- FatehabadPunjab, India Fatehabad Fatehabad (India)
- Coordinates: 31°22′48″N 75°05′51″E﻿ / ﻿31.38000°N 75.09750°E
- Country: India
- State: Punjab
- District: Tarn Taran
- • Rank: 0Hr

Population (2011)
- • Total: 8,860

Languages
- • Official: Punjabi
- Time zone: UTC+5:30 (IST)
- PIN: 143407

= Fatehabad, Punjab =

Town in Punjab State, India

Fatehabad is a small town in the Tarn Taran district of Punjab State. in India, located about 20 km from Tarn Taran Sahib

==Historical importance==

Fatehabad was once the capital of the Ahluwalia Misl prior to the shifting of the capital to Kapurthala.
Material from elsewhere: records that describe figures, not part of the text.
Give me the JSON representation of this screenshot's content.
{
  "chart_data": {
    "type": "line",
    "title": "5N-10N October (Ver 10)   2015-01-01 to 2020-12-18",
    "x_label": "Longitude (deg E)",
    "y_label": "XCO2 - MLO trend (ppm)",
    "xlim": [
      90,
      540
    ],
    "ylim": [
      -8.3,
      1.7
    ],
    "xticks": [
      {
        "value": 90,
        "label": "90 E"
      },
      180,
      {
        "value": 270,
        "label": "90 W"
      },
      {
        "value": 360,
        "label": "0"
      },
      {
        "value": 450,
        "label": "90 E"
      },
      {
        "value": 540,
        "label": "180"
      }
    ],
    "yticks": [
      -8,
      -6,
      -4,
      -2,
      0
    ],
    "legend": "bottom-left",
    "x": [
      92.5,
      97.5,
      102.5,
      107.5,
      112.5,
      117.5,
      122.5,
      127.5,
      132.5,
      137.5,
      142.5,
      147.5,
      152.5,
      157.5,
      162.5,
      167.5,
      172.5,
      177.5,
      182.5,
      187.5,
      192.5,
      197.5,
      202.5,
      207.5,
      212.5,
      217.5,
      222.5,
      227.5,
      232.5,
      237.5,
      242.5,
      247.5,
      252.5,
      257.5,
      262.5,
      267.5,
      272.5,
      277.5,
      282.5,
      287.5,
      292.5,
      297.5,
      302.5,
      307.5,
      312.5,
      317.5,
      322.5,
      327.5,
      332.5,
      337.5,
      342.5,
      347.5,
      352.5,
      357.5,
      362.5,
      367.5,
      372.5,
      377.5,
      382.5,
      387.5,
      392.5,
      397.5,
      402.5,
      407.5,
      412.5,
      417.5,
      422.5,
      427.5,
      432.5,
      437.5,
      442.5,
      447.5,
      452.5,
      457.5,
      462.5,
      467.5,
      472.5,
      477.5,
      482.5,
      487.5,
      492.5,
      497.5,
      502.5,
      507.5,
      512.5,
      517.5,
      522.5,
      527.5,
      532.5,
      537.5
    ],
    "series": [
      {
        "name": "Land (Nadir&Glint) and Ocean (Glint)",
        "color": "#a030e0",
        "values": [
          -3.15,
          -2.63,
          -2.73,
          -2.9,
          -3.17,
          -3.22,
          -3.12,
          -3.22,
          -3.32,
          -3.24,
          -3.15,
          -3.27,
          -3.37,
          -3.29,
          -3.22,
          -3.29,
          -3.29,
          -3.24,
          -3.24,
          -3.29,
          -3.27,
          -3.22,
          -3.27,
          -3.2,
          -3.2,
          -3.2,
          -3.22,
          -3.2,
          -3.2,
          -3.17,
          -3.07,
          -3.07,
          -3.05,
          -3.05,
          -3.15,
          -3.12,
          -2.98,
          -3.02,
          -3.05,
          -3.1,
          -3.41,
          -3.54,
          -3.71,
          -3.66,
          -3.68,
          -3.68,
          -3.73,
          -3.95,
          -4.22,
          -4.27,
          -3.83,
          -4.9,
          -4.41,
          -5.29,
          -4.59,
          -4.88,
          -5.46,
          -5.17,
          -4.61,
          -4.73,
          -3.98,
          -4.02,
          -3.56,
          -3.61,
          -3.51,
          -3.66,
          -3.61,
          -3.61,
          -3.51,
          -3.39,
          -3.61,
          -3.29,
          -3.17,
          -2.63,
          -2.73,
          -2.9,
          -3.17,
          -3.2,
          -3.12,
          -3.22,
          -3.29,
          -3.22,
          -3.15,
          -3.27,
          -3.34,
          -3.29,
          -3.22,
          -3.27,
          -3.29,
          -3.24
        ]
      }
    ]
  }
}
This town is older than Tarn Taran and Amritsar. It was originally a border fort that had a Ghaznavid garrison permanently stationed there, and is known to have existed from the time of Mahmud Ghaznavi, or even earlier. The name Fatehabad is believed to signify the victory of the Ahluwalia Misl against the Muslim governor of Fatehabad. It is believed Muhammad Ghori stationed his troops here and the town was turned into a kasbah which is a military encampment. Jassa Singh, born in 1718 to Bhadr Singh a great grandson of Sadhu Singh Ahluwalia, the founder of the Ahluwalia Misl, was the nephew of Bhag Singh. He was the founder of Kapurthala State in 1772. In the year 1755, he had defeated Adina Beg, the Mughal Governor of Jullundur, and taken possession of Fatehabad.

The older town, which was of strategic importance, was frequently visited by the Mughals and the later rulers, the Mughals had constructed an Imperial Serai for the benefit of armies and caravans, beside several other buildings, which are now in ruins following the destruction of the older town by the forces of the Mughal Ruler Jahangir.

Fatehabad is also known as the place where the First Sikh Guru, Guru Nanak had penned the Gurbani in praise of Nature

Fatehabad is the place to which the family of the renowned Urdu poet, Mehr Lal Soni Zia Fatehabadi belonged. This town is situated near Goindwal Sahib and Khadur Sahib, places connected with Guru Angad Dev and Guru Amar Das.

== Geography ==
Fatehabad is situated at a distance of 4 km from Khadur Sahib, tehsil headquarter of same name. Nearby villages are Hothian, Khwaspur, Khan Chhapri and Bharowal.

== Demographics ==
As per 2011 Census of India, Fatehabad had 1649 households with a total population of 8,860 of which 4,674 (53%) were males and 4186 (47%) were females. Population below 6 years was 1,084. The literacy rate of Fatehabad was 71.04% compared to 75.84% of Punjab. In Fatehabad male literacy was 74.37% while female literacy rate was 67.31%. The sex ratio was 896 females per thousand males.

== Transportation ==
The nearest railway stations to Fatehabad are Goindwal Sahib Railway station at a distance of 1.5 km.